Opened 3 years ago

Closed 3 years ago

#1868 closed help (answered)

Model failure

Reported by: simon.tett Owned by: um_support
Component: UM Model Keywords:
Cc: b.dong@… Platform: ARCHER
UM Version: 7.8

Description

HI,

I got a model failure along the lines of:

==============================================

Atm_Step: Timestep 6149

==============================================
initial Absolute Norm : 6747.1556435749953
GCR( 2 ) failed to converge in 100 iterations.
Final Absolute Norm : 5.77897678748359178E-2
==============================================

Atm_Step: Timestep 6150

==============================================
initial Absolute Norm : 3551.8800091137286
GCR( 2 ) converged in 6 iterations.
Final Absolute Norm : NaN
==============================================

Experiment is HadGEM3-GA3? = xlwts and output can be found at ~stett2/output/xlwts000.xlwts.d16110.t212431.leave.

Some output is in /work/n02/n02/stett2/um/xlwts

But I had switched arching off but not kept files…

I'm not familiar with the ways in which HadGEM3-GA goes down so the error message may not be especially informative..

thanks

Simon

Change History (5)

comment:1 Changed 3 years ago by grenville

Simon

Not much help in the leave file - I don't know why you didn't get ATP output (we'll enquire - I have seen the ATP problem before, but I doubt that would be very helpful in this case).
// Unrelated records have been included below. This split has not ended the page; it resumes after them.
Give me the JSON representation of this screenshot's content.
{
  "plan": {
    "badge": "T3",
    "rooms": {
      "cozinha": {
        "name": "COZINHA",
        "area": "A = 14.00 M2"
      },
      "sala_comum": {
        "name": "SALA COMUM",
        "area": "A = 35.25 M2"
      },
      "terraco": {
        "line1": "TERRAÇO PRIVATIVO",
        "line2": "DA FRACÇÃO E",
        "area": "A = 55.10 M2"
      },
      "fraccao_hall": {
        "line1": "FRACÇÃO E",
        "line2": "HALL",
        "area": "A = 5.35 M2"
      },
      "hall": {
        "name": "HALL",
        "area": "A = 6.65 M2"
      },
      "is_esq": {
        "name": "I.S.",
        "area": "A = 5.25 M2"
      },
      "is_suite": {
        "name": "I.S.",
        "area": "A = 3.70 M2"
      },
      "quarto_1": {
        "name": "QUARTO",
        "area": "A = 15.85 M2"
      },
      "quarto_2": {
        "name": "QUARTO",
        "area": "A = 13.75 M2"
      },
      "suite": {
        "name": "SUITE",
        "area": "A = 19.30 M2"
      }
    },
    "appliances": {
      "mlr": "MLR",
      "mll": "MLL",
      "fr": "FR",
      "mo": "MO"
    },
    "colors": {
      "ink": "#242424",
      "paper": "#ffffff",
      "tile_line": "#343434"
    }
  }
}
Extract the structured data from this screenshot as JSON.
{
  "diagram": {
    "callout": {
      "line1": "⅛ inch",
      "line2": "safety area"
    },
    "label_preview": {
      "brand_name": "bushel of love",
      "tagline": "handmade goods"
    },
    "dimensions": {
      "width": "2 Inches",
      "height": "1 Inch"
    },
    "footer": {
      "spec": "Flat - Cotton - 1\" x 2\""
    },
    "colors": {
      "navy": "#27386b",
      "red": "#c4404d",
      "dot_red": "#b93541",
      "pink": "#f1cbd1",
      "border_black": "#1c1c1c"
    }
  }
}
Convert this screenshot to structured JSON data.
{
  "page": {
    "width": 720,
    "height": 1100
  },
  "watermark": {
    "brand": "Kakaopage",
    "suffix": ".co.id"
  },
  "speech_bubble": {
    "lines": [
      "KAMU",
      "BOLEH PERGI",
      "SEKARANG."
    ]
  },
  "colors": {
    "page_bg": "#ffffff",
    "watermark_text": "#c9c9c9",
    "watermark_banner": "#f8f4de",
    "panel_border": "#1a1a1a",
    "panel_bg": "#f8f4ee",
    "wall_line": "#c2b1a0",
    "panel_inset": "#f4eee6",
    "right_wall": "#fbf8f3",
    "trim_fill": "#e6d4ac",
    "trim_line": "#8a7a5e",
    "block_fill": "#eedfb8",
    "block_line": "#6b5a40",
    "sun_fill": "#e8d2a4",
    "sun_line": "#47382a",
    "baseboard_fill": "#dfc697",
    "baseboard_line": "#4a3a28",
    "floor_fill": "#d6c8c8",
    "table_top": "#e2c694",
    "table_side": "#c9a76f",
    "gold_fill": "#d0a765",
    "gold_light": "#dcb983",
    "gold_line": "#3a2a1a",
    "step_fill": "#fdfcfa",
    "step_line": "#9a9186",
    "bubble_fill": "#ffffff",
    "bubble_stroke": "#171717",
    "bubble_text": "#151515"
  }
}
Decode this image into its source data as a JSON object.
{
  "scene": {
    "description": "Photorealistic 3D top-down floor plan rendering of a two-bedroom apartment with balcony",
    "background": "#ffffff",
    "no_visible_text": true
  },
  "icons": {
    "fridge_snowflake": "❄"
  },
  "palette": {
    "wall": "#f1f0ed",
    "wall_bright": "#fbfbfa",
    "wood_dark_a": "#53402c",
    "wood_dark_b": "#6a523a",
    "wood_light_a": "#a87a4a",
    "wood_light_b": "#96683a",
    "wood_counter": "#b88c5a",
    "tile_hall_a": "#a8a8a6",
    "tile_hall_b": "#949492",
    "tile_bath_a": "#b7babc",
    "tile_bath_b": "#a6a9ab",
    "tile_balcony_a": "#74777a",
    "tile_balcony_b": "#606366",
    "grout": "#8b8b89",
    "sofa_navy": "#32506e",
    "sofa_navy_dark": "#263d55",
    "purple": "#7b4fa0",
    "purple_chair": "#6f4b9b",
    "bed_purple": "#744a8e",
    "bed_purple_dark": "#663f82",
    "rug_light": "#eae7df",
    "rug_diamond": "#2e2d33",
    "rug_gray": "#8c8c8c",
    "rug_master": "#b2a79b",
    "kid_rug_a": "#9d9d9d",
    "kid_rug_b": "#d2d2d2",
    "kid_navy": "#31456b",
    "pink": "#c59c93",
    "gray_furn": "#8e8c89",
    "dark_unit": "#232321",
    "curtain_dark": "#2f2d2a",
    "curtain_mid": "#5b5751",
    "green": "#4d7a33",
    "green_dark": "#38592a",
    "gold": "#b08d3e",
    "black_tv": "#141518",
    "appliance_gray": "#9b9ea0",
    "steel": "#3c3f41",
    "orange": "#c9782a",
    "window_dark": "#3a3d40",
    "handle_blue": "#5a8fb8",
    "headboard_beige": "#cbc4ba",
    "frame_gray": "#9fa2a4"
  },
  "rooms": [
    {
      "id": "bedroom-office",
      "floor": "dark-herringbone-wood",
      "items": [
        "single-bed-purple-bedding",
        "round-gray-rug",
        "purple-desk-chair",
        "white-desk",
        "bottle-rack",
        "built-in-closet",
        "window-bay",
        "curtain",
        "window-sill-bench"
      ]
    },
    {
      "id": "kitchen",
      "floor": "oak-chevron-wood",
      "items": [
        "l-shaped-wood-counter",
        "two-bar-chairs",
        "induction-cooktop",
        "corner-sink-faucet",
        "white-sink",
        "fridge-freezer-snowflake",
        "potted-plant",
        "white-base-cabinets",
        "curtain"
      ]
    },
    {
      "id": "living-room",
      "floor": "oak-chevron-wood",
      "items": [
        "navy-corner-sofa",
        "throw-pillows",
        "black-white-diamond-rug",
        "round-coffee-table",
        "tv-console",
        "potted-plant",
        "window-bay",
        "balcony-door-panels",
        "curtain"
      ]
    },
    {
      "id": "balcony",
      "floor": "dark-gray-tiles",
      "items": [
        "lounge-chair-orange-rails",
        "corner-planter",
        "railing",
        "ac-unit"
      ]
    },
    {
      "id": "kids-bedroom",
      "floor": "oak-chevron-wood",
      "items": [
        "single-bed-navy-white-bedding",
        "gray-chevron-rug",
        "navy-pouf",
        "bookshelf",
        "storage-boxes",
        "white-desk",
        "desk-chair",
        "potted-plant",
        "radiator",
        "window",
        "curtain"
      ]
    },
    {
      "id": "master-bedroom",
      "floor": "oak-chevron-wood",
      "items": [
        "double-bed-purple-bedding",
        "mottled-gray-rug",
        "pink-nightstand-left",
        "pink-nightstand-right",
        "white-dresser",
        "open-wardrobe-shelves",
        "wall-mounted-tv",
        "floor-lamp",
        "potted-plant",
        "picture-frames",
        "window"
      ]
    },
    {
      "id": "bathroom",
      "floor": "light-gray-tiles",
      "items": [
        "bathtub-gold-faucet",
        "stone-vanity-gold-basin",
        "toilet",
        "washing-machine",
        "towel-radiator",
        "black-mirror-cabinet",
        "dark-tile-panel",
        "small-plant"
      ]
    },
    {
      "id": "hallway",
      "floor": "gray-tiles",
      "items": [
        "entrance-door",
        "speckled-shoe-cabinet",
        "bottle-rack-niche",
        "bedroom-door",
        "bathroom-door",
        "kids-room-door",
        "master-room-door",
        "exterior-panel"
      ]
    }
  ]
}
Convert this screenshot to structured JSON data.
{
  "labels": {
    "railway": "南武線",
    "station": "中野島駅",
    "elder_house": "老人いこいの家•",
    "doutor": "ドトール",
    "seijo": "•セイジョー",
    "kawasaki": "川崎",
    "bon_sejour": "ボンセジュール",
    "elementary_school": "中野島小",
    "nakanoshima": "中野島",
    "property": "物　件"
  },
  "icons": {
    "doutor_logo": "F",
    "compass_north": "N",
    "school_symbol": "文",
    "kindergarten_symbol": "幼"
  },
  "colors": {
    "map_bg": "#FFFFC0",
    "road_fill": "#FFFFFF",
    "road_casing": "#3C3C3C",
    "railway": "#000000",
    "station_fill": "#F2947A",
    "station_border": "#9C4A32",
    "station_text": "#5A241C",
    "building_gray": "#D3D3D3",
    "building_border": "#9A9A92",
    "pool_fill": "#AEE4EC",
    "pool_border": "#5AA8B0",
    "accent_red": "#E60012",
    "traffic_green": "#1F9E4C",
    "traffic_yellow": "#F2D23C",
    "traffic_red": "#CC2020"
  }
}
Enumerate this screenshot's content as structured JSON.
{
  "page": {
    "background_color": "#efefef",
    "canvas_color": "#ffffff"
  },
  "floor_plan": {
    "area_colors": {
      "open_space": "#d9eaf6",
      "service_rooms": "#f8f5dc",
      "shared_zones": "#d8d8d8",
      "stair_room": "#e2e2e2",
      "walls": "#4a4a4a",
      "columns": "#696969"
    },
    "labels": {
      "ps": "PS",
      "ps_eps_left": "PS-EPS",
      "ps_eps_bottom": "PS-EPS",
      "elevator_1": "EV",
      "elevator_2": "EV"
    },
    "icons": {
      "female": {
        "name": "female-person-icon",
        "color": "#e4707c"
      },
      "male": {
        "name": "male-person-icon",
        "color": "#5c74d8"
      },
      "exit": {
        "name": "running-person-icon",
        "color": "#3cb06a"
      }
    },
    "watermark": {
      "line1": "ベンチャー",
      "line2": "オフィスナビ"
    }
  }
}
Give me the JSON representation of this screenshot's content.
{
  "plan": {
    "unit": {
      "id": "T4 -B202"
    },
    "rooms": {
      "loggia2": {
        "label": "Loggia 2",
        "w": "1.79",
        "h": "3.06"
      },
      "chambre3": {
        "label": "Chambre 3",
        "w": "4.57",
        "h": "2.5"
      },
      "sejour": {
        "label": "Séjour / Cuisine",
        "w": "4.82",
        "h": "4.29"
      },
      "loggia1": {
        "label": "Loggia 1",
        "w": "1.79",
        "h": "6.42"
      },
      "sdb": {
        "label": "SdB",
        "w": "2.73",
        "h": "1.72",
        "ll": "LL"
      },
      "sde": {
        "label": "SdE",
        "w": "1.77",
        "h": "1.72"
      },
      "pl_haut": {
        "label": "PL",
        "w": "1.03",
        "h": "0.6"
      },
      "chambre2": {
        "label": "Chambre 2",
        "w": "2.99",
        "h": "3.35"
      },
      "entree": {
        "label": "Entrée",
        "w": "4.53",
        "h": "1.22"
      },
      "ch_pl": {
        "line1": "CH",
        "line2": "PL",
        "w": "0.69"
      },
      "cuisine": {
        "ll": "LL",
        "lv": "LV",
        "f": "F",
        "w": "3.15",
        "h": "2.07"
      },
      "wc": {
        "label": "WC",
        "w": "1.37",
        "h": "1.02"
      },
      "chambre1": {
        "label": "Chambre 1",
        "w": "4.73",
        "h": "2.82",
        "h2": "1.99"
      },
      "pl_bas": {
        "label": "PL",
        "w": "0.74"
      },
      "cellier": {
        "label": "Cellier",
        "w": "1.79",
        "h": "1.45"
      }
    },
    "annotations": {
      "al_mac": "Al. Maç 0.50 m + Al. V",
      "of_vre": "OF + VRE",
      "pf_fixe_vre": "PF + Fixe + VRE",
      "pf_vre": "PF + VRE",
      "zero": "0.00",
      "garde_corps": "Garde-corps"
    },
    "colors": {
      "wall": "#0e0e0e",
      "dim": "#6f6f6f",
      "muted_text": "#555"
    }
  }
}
There's not enough to go on in the output. I can only suggest dumping at time steps 6147, 6148, 6149.

Grenville

comment:2 Changed 3 years ago by simon.tett

Hi Grenville,

thanks. I've not got much experience with HadGEM3 failures.. Had*AM3* used to fail with a -ve pressure error. There was not much point in working out where this had gone wrong as it usually meant the model had gone unstable and the point of failure was random! So is this convergence failure + NaN how HadGEM3-A fails…

Simon

comment:3 Changed 3 years ago by grenville

Simon

Yes, this is typical of failure resulting from model instability - we try to find out where (through writing multiple dumps), but reconfiguring the last start dump and/or tweaking the time stepping are often our first approach.

Grenville

comment:4 Changed 3 years ago by simon.tett

Hi Grenville,

thanks. So when I see this in future I'll just treat as "model crashed".. HadA/CM3 were quite forgiving. I remember that HadGEM-2 tended to fail with an interpolation error in the semi-Lagrangian scheme quite frequently… Is HadGEM3-GA6 better?

Simon

comment:5 Changed 3 years ago by ros

  • Resolution set to answered
  • Status changed from new to closed
Note: See TracTickets for help on using tickets.